Beyond Good Intentions: A Mother Reflects on Raising Internationally Adopted Children by Cheri Register (St. Paul, Minnesota, Yeong & Yeong Book Company, 2005).
Cheri Register is the American mother of two adult daughters, whom she adopted from Korea in 1980 and 1983, when her daughters were infants.
Her book,
Beyond Good Intentions, is a first-person account of the risks of adopting. Register details ten pitfalls into which adoptive parents can easily slip.
Each chapter opens with an exaggerated scenario an adoptive family might encounter. The caricatures are not intended to demean, but rather, to prompt us to take a fresh look at some conventional wisdom Register wants to us to re-examine.
The book is a quick read – it took me 2 ˝ hours (including a 15-minute nap) and I’m a slow reader. Like many parents with grown children, Register’s retrospective is devoid of the starry-eyed innocence with which many parents enter adoption.
In some respects, her perspective seems almost jaded. Still, I found the book thought-provoking; it challenged some of my assumptions about integrating internationally adopted children into white families and into a predominately white culture.
The book isn’t directed specifically to U.S. adoptive parents, either. Register quotes from parents who live in several European countries, as well. Her advice to parents boils down to one theme: In order to help your child build a healthy identity, listen to him or her and give your child freedom and opportunities to explore and grow. Good parenting advice for any parent.

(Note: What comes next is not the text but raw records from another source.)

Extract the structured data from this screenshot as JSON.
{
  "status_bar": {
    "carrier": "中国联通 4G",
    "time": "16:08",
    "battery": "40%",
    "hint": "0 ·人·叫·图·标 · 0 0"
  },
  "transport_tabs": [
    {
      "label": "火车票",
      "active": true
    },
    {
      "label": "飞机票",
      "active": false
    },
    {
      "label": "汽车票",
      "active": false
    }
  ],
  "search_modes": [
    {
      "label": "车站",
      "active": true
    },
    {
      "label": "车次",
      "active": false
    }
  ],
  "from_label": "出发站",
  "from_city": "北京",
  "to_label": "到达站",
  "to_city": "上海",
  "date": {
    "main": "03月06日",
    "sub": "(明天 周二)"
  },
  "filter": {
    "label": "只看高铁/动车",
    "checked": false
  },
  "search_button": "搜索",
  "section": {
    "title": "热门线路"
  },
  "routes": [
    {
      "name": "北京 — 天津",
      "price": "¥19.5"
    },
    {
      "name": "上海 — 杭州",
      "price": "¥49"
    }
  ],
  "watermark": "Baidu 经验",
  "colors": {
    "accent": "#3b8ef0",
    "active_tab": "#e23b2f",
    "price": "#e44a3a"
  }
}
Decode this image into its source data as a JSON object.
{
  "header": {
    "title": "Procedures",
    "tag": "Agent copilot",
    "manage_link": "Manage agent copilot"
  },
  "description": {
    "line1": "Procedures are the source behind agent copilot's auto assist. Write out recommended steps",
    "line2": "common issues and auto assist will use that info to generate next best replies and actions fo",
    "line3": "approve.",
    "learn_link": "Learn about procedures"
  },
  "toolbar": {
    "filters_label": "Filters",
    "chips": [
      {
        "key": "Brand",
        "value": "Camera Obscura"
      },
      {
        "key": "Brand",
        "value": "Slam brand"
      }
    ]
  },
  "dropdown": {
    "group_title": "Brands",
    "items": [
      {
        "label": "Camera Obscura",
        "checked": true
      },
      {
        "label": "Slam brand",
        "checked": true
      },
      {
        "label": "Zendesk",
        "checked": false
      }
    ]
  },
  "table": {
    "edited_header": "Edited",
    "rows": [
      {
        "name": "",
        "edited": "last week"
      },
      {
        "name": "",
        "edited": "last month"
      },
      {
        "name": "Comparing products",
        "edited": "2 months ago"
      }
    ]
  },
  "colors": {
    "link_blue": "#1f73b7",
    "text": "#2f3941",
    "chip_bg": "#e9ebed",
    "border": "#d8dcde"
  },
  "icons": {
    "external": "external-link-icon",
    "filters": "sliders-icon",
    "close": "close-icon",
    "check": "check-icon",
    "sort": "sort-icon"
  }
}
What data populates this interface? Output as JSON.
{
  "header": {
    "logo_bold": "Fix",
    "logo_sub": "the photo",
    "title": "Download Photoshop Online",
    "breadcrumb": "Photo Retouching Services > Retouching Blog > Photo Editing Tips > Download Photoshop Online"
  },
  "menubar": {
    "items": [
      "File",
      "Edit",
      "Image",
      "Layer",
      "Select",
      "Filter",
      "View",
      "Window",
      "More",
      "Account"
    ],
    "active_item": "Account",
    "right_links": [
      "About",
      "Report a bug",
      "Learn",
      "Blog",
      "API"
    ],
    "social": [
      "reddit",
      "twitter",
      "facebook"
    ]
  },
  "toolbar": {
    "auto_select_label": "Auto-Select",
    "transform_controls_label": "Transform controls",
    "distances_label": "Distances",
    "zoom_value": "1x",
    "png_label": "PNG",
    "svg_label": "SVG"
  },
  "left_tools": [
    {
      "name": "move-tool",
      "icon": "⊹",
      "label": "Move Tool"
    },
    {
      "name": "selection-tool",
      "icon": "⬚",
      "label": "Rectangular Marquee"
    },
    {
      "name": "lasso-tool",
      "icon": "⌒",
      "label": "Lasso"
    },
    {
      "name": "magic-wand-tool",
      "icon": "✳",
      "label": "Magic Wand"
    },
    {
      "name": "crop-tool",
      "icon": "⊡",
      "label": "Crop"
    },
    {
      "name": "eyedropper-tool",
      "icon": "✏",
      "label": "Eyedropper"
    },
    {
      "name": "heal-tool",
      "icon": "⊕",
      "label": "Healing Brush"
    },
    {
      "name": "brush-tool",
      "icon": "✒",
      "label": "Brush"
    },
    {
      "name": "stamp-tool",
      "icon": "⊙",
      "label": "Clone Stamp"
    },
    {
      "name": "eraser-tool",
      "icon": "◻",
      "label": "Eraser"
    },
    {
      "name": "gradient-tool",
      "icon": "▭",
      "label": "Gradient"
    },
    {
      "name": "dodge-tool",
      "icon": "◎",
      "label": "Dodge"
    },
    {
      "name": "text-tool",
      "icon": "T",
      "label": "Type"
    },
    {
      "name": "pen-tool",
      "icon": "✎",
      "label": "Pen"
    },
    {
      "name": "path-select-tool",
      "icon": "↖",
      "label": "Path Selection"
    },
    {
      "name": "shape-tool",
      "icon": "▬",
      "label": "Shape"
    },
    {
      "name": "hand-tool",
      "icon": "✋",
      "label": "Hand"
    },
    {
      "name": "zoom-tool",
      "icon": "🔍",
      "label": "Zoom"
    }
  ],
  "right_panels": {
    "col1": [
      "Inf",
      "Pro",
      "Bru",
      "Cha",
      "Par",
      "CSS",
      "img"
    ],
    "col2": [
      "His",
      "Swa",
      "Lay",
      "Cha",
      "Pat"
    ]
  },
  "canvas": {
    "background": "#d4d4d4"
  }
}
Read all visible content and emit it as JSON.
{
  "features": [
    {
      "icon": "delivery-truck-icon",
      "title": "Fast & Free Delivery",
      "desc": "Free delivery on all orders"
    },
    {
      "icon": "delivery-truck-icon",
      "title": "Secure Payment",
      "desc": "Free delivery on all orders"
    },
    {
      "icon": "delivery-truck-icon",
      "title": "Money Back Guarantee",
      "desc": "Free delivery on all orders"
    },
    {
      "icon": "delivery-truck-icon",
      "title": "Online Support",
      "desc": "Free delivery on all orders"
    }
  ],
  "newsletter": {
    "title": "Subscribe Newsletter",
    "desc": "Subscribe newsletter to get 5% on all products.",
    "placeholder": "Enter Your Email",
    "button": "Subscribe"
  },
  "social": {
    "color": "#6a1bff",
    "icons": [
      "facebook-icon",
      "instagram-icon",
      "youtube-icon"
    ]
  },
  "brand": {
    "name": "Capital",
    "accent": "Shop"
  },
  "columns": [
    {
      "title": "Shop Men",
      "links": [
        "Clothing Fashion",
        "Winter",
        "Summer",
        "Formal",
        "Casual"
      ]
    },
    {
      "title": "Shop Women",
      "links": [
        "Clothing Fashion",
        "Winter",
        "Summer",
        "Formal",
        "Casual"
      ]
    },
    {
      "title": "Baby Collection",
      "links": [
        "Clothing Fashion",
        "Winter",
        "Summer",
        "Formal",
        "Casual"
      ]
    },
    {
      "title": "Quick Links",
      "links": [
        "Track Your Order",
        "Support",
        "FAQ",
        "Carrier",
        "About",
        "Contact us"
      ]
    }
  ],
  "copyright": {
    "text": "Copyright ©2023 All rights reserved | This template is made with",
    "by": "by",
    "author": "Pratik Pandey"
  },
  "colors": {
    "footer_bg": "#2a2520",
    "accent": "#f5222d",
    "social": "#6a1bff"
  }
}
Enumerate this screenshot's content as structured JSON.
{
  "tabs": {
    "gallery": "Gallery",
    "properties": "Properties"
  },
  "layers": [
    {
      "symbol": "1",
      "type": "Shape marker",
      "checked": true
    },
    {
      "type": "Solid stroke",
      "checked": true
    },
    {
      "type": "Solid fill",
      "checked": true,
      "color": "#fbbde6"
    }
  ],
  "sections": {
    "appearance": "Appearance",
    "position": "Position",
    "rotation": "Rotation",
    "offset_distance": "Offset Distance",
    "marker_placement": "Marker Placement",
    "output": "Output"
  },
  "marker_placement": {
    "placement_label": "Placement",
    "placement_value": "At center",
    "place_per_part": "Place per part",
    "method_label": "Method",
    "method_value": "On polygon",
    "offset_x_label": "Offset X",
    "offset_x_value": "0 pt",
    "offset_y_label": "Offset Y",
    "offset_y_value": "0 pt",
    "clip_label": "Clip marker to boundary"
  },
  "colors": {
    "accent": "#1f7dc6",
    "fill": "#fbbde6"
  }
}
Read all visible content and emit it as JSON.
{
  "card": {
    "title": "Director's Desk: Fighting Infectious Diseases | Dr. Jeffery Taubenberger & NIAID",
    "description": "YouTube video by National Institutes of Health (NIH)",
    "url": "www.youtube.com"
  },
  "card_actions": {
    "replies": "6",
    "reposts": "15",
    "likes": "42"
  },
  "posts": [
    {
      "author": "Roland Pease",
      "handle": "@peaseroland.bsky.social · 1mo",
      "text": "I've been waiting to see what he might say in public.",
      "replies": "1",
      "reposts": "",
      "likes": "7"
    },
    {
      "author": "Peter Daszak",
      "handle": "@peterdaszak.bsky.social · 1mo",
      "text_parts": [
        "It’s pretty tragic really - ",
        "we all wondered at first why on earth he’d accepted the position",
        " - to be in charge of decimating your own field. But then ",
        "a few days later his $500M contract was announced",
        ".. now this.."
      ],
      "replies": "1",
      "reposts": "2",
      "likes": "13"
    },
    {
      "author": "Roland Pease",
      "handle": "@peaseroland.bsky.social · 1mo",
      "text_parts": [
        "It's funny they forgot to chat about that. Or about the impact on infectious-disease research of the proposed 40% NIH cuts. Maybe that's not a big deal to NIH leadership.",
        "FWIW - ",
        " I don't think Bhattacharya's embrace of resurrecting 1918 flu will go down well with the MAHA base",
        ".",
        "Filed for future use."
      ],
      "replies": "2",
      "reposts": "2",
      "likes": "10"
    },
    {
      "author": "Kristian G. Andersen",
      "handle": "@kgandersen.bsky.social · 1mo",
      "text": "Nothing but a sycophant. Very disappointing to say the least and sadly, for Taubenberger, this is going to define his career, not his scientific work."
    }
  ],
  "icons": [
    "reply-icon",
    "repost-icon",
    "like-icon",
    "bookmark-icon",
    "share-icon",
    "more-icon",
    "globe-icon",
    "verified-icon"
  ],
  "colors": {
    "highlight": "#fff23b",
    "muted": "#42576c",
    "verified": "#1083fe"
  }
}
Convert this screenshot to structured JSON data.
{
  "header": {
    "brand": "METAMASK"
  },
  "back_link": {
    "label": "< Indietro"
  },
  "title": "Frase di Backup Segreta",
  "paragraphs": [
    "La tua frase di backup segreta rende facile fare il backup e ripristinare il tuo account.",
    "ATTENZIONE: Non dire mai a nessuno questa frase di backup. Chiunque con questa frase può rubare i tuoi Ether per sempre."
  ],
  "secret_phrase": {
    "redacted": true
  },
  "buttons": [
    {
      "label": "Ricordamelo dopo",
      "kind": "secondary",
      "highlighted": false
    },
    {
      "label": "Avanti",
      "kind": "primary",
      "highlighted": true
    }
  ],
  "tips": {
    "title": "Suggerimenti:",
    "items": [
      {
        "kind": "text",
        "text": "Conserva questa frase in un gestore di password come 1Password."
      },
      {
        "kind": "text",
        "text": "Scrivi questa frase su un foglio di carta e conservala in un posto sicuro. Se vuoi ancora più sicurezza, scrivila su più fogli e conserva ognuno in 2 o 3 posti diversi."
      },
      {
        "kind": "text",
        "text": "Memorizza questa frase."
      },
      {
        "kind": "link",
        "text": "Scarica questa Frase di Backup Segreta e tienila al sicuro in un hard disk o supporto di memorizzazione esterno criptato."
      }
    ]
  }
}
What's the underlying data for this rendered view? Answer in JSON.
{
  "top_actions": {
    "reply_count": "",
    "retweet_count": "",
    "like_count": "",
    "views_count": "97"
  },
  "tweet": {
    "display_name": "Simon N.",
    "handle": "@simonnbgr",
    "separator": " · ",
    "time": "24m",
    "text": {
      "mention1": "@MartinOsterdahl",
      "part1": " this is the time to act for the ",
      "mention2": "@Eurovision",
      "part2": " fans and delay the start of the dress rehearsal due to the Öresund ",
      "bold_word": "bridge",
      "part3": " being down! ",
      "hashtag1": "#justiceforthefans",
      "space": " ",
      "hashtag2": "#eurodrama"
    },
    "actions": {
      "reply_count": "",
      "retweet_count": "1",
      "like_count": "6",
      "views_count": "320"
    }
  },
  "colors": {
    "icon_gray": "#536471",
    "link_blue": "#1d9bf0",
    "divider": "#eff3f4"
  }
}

Her chapters are as follows:
Wiping Away Your Child’s Past
Hovering Over Your “Troubled” Child
Holding the Lid on Sorrow and Anger
Parenting on the Defensive
Believing Race Doesn’t Matter
Keeping Your Children Exotic
Raising Your Children in Isolation
Judging Your Country Superior
Believing Adoption Saves Souls
Appropriating Your Children’s Heritage
I particularly enjoyed the chapter on “Believing Race Doesn’t Matter” and was somewhat irked by “Believing Adoption Saves Souls.” In future posts, I’ll examine those chapters in more detail.